Commercial Litigation and Arbitration

Arbitration and New York Convention — Requisite Specificity of Arbitration Clause

The American plaintiff in Apple & Eve, LLC v. Yantai North Andre Juice Co., 2007 U.S. Dist. LEXIS 44645 (S.D.N.Y. June 20, 2007), signed a contract with the Chinese defendant which contained the following arbitration clause:

Arbitration: Any controversy or claim arising out of or relating to this contract or breach thereof, shall be settled by negotiation between two parties. If no settlement can be reached, the claim in dispute shall then be submitted or [sic] arbitration in the country of defendant in accordance with the arbitration organization of the defendant country.

The plaintiff had a substantial contract claim and had no desire to arbitrate it in China, even though the contract plainly required it. The plaintiff brought suit in New York state court. The defendant removed the action and moved to compel arbitration in China. In resisting the motion, the plaintiff focused its attack on the fact that the arbitration clause did not designate a city, just a country, in which the arbitration was to be conducted, and did not specify which Chinese arbitration organization was to be utilized. The plaintiff argued that, because the Arbitration Clause designates neither a specific situs for arbitration in China nor a specific arbitration organization in China, the Court was without power to compel arbitration in China pursuant to 9 U.S.C. § 206.

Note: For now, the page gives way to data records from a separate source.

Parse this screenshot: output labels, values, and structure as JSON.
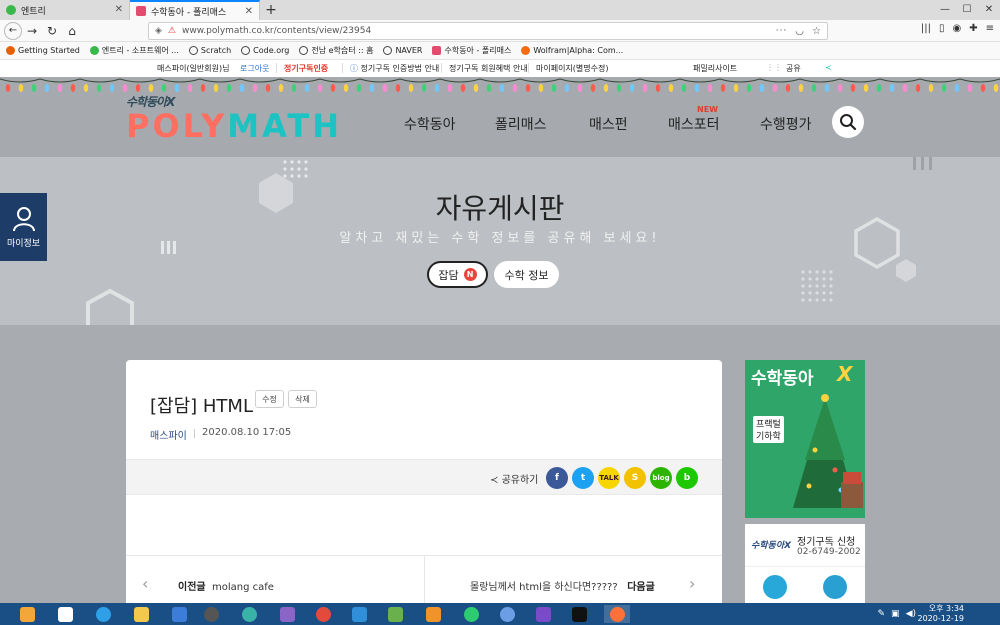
{
  "browser": {
    "tabs": [
      {
        "title": "엔트리",
        "favicon_color": "#3bb84a",
        "active": false
      },
      {
        "title": "수학동아 - 폴리매스",
        "favicon_color": "#e34c6e",
        "active": true
      }
    ],
    "url": "www.polymath.co.kr/contents/view/23954",
    "bookmarks": [
      {
        "label": "Getting Started",
        "color": "#e66000"
      },
      {
        "label": "엔트리 - 소프트웨어 ...",
        "color": "#3bb84a"
      },
      {
        "label": "Scratch",
        "color": "#444444"
      },
      {
        "label": "Code.org",
        "color": "#444444"
      },
      {
        "label": "전남 e학습터 :: 홈",
        "color": "#444444"
      },
      {
        "label": "NAVER",
        "color": "#444444"
      },
      {
        "label": "수학동아 - 폴리매스",
        "color": "#e34c6e"
      },
      {
        "label": "Wolfram|Alpha: Com...",
        "color": "#f36b12"
      }
    ]
  },
  "utilbar": {
    "user": "매스파이(일반회원)님",
    "logout": "로그아웃",
    "subscribe_auth": "정기구독인증",
    "auth_guide": "정기구독 인증방법 안내",
    "benefits": "정기구독 회원혜택 안내",
    "mypage": "마이페이지(별명수정)",
    "family": "패밀리사이트",
    "share": "공유"
  },
  "header": {
    "logo_small": "수학동아X",
    "logo_poly": "POLY",
    "logo_math": "MATH",
    "nav": [
      "수학동아",
      "폴리매스",
      "매스펀",
      "매스포터",
      "수행평가"
    ],
    "new_badge": "NEW"
  },
  "sidebar": {
    "mypage_label": "마이정보"
  },
  "banner": {
    "title": "자유게시판",
    "subtitle": "알차고 재밌는 수학 정보를 공유해 보세요!",
    "tabs": [
      {
        "label": "잡담",
        "badge": "N"
      },
      {
        "label": "수학 정보",
        "badge": ""
      }
    ]
  },
  "post": {
    "title": "[잡담] HTML",
    "edit_label": "수정",
    "delete_label": "삭제",
    "author": "매스파이",
    "date": "2020.08.10 17:05",
    "share_label": "공유하기",
    "share_icons": [
      {
        "name": "facebook-icon",
        "color": "#3b5998",
        "glyph": "f"
      },
      {
        "name": "twitter-icon",
        "color": "#1da1f2",
        "glyph": "t"
      },
      {
        "name": "kakaotalk-icon",
        "color": "#f7d600",
        "glyph": "TALK"
      },
      {
        "name": "kakaostory-icon",
        "color": "#f2c200",
        "glyph": "S"
      },
      {
        "name": "naver-blog-icon",
        "color": "#2db400",
        "glyph": "blog"
      },
      {
        "name": "band-icon",
        "color": "#1ec800",
        "glyph": "b"
      }
    ],
    "prev_label": "이전글",
    "prev_title": "molang cafe",
    "next_title": "몰랑님께서 html을 하신다면?????",
    "next_label": "다음글"
  },
  "side": {
    "ad_title": "수학동아",
    "ad_x": "X",
    "ad_line1": "프랙털",
    "ad_line2": "기하학",
    "subscribe_brand": "수학동아X",
    "subscribe_label": "정기구독 신청",
    "phone": "02-6749-2002"
  },
  "taskbar": {
    "time": "오후 3:34",
    "date": "2020-12-19"
  }
}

The Court rejected the arguments and held that an order compelling arbitration was required under § 206 because there was no dispute that (1) there was an agreement to arbitration and (2) the dispute fell within the scope of that agreement. The plaintiff attempted to invoke the "null and void, inoperable or incapable of being performed" provision of Article II of the New York Convention (see 9 U.S.C. § 201) on the theory that (a) the parties' failure to identify a situs other than "the country of defendant" failed to comply with § 206 and was a mistake, and (b) under Chinese law, if an arbitration agreement fails to designate an arbitration commission, the agreement is "null and void" and thus, "incapable of being performed." The Court rejected the situs argument, there being no requirement in the New York Convention that a city be specified and in light of the strong federal policy in favor of arbitration. As for the organization argument, the Court acknowledged the existence of numerous China Supreme People's Court cases holding arbitration clauses invalid where the clause did not identify an arbitration commission and no supplemental agreement was reached on the issue. The Apple & Eve Court, however, pointed to the recent promulgation by the Supreme People's Court of an Interpretation (No. 7), which, in certain circumstances, contemplated the judicial implication of an arbitration institution. Held, motion to compel arbitration granted; plaintiff relegated to the Chinese courts for any future relief.